Why it matters: - Watershed is pitching a path for mid-sized companies to finance new clean energy projects that are often too large, complex or expensive to buy alone. - The company says customer demand has helped unlock more than $500 million in new investment, with projects already built or under construction on grids that need more clean electricity. - The financing has avoided more than 375,000 tonnes of CO2e a year, which Watershed says is equivalent to taking more than 80,000 gas-powered cars off the road.
What happened: - Watershed said Tuesday that customers have driven more than $500 million in new clean energy investment. - The investment has funded more than 270 solar and wind projects across six countries. - The projects add almost 400 MW of capacity to the grid. - The projects avoid more than 375,000 tonnes of CO2e annually. - Albany International, Alterra Mountain Company, Dayforce and ServiceNow are the latest customers to invest through a Watershed virtual power purchase agreement, or VPPA. - Their cohort is funding new solar projects in Texas, Florida and Illinois. - The cohort is adding more than 130 MW of clean electricity capacity and avoiding more than 145,000 tonnes of CO2e annually. - The first project in that cohort is expected online this summer.

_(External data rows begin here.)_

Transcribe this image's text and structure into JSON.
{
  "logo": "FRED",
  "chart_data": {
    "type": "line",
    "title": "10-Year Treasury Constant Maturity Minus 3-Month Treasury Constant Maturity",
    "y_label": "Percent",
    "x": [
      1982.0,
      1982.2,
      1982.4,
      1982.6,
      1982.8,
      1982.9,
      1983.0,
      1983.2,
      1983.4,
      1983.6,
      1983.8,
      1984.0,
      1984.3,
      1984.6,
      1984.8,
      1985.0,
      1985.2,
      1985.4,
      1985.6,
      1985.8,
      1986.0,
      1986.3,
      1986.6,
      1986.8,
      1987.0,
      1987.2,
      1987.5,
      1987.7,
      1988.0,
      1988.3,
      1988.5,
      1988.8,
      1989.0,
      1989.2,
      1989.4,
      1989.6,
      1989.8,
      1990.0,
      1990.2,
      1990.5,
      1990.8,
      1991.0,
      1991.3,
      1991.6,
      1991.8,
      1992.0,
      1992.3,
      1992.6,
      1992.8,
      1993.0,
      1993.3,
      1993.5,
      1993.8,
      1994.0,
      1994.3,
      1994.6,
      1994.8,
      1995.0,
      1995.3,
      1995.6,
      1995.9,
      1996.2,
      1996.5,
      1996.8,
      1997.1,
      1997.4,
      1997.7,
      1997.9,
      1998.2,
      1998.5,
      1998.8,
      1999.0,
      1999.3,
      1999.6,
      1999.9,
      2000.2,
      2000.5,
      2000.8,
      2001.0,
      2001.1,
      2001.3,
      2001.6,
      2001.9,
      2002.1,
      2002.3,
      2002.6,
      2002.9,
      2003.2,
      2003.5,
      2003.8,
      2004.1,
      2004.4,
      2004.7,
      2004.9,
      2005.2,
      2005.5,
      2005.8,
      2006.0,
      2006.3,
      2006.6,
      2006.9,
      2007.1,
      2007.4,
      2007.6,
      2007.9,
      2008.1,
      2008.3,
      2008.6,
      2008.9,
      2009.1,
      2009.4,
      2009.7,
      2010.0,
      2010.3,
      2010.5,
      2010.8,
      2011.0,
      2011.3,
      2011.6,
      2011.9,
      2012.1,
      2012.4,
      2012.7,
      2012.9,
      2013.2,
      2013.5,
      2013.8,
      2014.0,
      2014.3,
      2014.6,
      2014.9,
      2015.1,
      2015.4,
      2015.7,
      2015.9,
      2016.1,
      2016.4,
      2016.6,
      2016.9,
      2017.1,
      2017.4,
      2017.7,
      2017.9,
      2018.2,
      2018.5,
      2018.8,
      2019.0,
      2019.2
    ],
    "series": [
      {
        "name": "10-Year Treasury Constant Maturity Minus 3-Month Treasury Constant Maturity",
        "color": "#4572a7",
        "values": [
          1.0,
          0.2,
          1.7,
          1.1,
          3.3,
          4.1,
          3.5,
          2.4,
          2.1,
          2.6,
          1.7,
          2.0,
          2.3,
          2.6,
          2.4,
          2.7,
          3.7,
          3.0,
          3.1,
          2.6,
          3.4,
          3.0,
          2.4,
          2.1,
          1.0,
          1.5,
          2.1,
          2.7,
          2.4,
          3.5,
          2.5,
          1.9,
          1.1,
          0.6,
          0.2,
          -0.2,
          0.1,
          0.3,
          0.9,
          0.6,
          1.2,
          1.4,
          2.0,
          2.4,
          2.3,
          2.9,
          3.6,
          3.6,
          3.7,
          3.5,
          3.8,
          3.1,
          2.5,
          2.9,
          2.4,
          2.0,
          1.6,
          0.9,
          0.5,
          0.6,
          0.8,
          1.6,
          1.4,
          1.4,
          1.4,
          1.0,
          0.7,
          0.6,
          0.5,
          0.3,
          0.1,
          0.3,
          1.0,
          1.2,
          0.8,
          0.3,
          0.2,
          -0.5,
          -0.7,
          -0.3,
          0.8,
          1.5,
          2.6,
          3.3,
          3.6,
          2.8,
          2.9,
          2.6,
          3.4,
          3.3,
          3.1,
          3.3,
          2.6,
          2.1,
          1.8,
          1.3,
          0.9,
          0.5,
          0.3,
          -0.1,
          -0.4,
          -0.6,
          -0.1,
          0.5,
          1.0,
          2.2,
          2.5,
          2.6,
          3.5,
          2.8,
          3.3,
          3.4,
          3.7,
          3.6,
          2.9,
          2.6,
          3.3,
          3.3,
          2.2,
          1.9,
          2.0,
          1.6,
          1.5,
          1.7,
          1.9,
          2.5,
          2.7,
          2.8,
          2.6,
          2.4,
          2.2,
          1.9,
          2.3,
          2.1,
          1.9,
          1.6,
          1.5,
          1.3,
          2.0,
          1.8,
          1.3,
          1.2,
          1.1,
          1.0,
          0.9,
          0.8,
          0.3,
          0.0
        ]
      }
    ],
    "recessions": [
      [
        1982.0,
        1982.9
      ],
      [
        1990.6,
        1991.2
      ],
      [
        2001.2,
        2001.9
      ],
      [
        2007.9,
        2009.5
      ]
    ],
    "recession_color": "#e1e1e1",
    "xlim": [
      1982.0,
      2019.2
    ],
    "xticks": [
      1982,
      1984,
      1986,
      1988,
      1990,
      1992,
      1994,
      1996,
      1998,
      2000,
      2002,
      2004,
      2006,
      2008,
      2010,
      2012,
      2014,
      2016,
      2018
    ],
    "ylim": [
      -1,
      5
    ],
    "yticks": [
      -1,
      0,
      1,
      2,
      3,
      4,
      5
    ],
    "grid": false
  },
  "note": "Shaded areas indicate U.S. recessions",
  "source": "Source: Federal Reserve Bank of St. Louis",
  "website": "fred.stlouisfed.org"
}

The details: - Watershed said the new projects are being built or are already under construction. - The company said the clean electricity is going to grids where it will replace fossil generation. - Watershed said corporate clean power purchasing agreements fell globally in 2025 for the first time in 10 years. - Watershed said just four companies accounted for nearly half of global activity last year. - Rising costs and the complexity of large energy transactions are pushing smaller buyers out of the market, according to Watershed. - Watershed's cohort-based buying model pools demand from multiple companies and matches buyers with new projects on the grids where clean power can displace the most fossil fuel use. - Morgan Stanley helped design the cohort-based model. - Buyers get a fixed cost over a set time period. - Watershed has also added clean power management tools in its platform. - Customers can manage energy attribute certificates in-product, see where electricity is covered and where gaps remain, and allocate certificates to their footprint.
Between the lines: - Watershed is making a broader case that climate procurement works better when demand is aggregated, especially for companies that cannot meet the minimum size of traditional renewable contracts. - The company is also trying to make clean power procurement easier to manage inside its software, which could help turn one-time transactions into a recurring workflow. - The announcement comes as competition for corporate clean power deals appears to be narrowing toward the largest buyers. - Watershed's message is that smaller and mid-sized companies can still shape the market if they buy together.
What's next: - Watershed said the first project in the latest cohort will come online this summer. - The company is likely to keep expanding cohort-based VPPAs as more customers look for fixed-price clean energy deals. - Watershed customers also continue to have access to pre-vetted carbon projects and virtual power purchase agreements through the platform.
The bottom line: - Watershed is using pooled corporate demand to open clean energy investing to companies that would otherwise be shut out of the market.
Disclaimer: This article was produced by AGP Wire with the assistance of artificial intelligence based on original source content and has been refined to improve clarity, structure, and readability. This content is provided on an “as is” basis. While care has been taken in its preparation, it may contain inaccuracies or omissions, and readers should consult the original source and independently verify key information where appropriate. This content is for informational purposes only and does not constitute legal, financial, investment, or other professional advice.